Greinstraße

In der Sonne laufen die Passanten ihren Schatten hinterher: Jemand mit der Krücke, die er aber nicht benutzt, sondern wie eine Wünschelrute vor sich über den Weg hält; eine junge Frau in schwarz und blond überholt ihn, später werden Arbeiter mit blauen Werkanzügen in die andere Richtung vorbeischlendern, Stulle in der Hand, und der Stoff der Anzüge wird in der Sonne leuchten.
Das Laub des Silberahorns ist schütter geworden, während die Pappeln schon alle Blätter verloren haben. Blickauf ist der Himmel von Gezweig gemasert. Einmal die Woche kommt ein Mann mit einem kleinen Fahrzeug, dreht Kreise über den Rasen und bläst mit erheblichem Lärm das Laub zusammen. Ich sehe ihm dabei zu und überlege, daß das Wort „Rechen“ wahrscheinlich bald aussterben wird, zusammen mit dem Gegenstand, den es bezeichnet. Einmal im Monat wird gemäht. Dem Wort „Sense“ wird es ähnlich ergehen wie dem Wort „Rechen“.
Hinter den Häuserreihen jenseits des Parkplatzes schimmert so fern der Himmel, als spiegele er den Ozean, und auch die Luft, Salz und Ozon, kommt frischweg von der See. Vögel auch, Möwen vom Rhein, zerschlitzen Licht und Himmel in pfeilschnelle Striemen.
Wichtige Herren in Krawatte lassen manchmal ihre Aktentasche mit einer lässigen Drehung des Handgelenks aufblitzen, während sie dem Kollegen etwas Wichtiges – daß es wichtig ist, sieht man an ihrem geneigten Nacken, an den hackenden Kiefermuskeln – mitteilen. Dahinter weht ein Fahrradfahrer auf einer unsichtbaren Strömung dahin.

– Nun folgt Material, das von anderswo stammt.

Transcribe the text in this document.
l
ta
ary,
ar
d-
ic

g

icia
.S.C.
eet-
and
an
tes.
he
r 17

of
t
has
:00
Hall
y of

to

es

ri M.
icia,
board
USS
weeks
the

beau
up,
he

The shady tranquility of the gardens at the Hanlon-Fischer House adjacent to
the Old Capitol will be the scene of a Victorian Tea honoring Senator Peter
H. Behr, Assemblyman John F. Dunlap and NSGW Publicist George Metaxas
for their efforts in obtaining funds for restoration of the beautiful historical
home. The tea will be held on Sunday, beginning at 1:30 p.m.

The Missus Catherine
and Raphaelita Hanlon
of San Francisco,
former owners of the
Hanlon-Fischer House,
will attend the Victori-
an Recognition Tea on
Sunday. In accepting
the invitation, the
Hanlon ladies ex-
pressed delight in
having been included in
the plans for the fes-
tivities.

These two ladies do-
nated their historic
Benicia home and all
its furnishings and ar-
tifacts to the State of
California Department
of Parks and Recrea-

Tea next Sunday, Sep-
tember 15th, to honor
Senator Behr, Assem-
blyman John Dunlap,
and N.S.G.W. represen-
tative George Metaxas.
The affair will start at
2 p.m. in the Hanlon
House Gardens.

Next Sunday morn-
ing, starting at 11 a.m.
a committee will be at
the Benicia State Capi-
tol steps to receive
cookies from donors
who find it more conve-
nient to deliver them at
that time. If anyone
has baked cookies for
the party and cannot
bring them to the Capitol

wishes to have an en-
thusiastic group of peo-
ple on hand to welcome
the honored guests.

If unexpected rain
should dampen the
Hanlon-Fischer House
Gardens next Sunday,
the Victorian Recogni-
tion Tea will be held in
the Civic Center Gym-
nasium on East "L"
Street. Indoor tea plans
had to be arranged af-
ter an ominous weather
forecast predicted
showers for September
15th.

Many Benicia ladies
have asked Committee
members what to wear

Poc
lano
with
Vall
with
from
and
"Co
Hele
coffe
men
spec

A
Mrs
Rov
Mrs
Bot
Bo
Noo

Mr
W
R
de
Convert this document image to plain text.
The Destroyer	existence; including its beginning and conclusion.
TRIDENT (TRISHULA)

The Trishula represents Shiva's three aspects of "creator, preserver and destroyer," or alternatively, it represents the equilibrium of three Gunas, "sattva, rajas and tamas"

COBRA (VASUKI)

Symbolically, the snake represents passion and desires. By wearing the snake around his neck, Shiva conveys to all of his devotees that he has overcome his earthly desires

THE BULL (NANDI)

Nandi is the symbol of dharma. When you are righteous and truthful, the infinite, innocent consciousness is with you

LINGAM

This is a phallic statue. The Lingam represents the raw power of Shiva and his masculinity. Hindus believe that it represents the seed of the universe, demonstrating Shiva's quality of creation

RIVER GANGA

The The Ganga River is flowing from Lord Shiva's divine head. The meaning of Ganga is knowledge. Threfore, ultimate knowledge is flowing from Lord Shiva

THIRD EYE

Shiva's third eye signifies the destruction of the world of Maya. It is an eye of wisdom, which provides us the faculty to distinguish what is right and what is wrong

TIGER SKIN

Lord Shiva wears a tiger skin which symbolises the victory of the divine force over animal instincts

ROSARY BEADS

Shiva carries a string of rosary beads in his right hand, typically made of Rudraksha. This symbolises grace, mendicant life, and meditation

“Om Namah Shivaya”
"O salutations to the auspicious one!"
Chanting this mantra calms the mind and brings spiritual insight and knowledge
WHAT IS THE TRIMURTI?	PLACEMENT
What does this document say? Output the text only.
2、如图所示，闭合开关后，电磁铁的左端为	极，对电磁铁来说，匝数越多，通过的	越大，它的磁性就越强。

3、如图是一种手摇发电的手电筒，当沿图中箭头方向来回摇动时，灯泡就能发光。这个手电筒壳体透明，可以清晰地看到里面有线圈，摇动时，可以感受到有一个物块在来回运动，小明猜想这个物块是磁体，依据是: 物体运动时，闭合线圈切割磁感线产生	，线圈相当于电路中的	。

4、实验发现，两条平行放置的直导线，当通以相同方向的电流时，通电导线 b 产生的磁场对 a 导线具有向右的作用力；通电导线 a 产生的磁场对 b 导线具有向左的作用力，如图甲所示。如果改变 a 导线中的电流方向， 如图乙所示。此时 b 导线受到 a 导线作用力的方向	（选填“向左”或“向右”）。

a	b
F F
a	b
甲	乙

Die Fenster dieses halben Souterrains beginnen auf dem Bodenniveau, das dem, der sich im Inneren aufhält, bis zur Brust reicht. Bis zum Kinn, wenn man am Schreibtisch sitzt. Ab und zu kommt ein Ball samt einem Knäuel Hund angerollt, und der Kies vor der Scheibe zerspritzt. Das gefällt mir. Ich zucke zusammen, ein Erschrecken, ein Blick ins lachende Hundemaul mit Ball, und man fühlt sich aufs Angenehmste daran erinnert, daß man noch lebendig ist.